# Pedulum Problem

1. May 21, 2004

### Hyperreality

A small mass m is attached to a point O by an inextensible string of length a. The mass is held with the string taut, at the same level as O, and released. Determine the angular velocity of the mass when the string makes an angle $$\theta$$with the downwards vertical. From this relationship, determine the period of one complete swing. How does this time compare with the value of the period of a small pendulum of length a?

My solution is
$$mga = \frac{1}{2}m\omega^2a^2 + mga(1-\cos\theta)[\tex] [tex]\omega^2 = \frac{2g\cos\theta}{a}$$

But the answer says

$$\omega^2=\frac{2g\sin\theta}{a}$$

For the second part on the period. Assuming the answer given is right.
$$T^2=\frac{4\pi^2}{\omega^2}[\tex] [tex]T = \pi\sqrt\frac{2a}{g\sin\theta}[\tex] But instead the answer says [tex]T=7.04\sqrt\frac{a}{g}$$

Can anyone please tell me what I've done wrong?

Last edited: May 21, 2004
2. May 21, 2004

### Staff: Mentor

not SHM

Assuming your definition of the angle θ, I agree with your answer for ω. The book's answer is obviously wrong: plug in θ = 0 and you'd get zero where ω should be maximum.

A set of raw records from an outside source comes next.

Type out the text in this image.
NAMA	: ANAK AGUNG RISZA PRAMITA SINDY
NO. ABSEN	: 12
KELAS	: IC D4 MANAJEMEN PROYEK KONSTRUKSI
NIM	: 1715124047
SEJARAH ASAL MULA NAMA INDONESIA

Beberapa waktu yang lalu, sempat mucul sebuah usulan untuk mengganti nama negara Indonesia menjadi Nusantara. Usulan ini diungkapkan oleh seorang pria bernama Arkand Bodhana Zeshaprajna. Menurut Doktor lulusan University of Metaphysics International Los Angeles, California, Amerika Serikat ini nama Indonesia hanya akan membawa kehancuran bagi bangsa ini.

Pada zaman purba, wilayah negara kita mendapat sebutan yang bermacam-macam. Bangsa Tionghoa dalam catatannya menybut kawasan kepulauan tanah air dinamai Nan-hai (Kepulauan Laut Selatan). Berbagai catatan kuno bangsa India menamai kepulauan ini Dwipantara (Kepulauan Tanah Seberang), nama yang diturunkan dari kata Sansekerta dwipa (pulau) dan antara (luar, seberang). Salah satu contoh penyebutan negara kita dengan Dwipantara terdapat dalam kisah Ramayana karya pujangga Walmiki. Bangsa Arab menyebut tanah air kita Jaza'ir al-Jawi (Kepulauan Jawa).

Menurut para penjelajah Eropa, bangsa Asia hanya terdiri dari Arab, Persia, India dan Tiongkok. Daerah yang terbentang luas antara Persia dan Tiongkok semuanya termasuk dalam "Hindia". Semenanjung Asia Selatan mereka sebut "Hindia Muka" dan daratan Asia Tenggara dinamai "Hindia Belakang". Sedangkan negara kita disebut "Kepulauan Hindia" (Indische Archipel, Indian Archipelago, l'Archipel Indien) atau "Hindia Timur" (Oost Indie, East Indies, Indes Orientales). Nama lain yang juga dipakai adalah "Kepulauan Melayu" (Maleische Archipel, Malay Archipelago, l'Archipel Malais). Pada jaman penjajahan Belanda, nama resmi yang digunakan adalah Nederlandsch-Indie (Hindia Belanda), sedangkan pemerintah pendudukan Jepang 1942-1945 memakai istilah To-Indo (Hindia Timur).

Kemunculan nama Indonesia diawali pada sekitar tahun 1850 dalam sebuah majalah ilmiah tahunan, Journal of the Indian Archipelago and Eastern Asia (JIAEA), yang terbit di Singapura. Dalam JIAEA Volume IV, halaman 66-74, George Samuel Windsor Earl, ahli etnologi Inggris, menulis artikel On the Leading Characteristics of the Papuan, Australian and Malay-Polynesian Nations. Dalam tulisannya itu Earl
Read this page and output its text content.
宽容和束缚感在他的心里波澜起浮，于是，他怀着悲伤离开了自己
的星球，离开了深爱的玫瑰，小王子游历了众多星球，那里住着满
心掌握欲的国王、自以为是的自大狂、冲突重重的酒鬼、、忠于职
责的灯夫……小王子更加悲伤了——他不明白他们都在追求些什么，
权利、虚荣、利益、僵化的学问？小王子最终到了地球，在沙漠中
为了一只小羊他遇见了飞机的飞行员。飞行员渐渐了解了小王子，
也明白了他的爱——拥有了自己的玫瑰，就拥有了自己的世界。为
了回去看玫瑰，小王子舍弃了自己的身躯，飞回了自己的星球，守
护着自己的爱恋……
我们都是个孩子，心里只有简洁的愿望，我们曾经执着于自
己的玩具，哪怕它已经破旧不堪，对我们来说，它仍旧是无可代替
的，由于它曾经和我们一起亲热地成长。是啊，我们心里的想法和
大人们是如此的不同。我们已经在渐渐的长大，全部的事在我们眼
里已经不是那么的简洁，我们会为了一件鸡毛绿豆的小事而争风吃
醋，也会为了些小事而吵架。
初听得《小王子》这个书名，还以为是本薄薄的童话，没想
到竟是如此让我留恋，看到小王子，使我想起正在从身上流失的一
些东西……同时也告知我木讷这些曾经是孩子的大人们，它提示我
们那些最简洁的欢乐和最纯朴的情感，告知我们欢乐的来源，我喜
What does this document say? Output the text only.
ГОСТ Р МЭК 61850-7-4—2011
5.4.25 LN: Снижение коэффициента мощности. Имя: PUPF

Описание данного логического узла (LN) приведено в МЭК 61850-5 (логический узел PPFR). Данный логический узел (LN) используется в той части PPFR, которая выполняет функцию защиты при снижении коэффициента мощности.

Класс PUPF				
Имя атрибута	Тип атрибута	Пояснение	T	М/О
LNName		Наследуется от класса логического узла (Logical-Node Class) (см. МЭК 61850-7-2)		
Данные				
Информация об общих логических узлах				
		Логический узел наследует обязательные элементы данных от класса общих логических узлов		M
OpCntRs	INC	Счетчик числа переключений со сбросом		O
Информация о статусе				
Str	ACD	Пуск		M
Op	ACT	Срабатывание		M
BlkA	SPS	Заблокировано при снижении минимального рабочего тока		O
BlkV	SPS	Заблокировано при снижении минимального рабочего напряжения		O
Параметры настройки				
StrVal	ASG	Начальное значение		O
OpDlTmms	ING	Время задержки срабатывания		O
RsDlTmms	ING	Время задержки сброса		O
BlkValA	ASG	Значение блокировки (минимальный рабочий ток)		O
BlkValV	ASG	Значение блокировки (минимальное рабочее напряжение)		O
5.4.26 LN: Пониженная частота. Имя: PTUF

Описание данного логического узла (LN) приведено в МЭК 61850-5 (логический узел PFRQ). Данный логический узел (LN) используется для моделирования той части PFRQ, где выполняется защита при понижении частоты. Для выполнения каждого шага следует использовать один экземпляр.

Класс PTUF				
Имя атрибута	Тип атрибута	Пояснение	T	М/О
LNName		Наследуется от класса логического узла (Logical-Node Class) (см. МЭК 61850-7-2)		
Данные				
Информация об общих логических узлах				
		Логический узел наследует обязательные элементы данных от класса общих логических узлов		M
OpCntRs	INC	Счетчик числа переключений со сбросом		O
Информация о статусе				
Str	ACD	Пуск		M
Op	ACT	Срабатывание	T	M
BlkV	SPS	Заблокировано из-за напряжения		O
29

To find the period, it looks like you tried to apply a relationship for simple harmonic motion, interpreting ω as the angular frequency. This is not correct, and furthermore this large amplitude pendulum does not exhibit simple harmonic motion.

Instead, to find the period you need to integrate over an entire period (or just from π/2 to 0 and muliply by 4). (In any case, your answer should not have θ in it: that's your variable of integration.)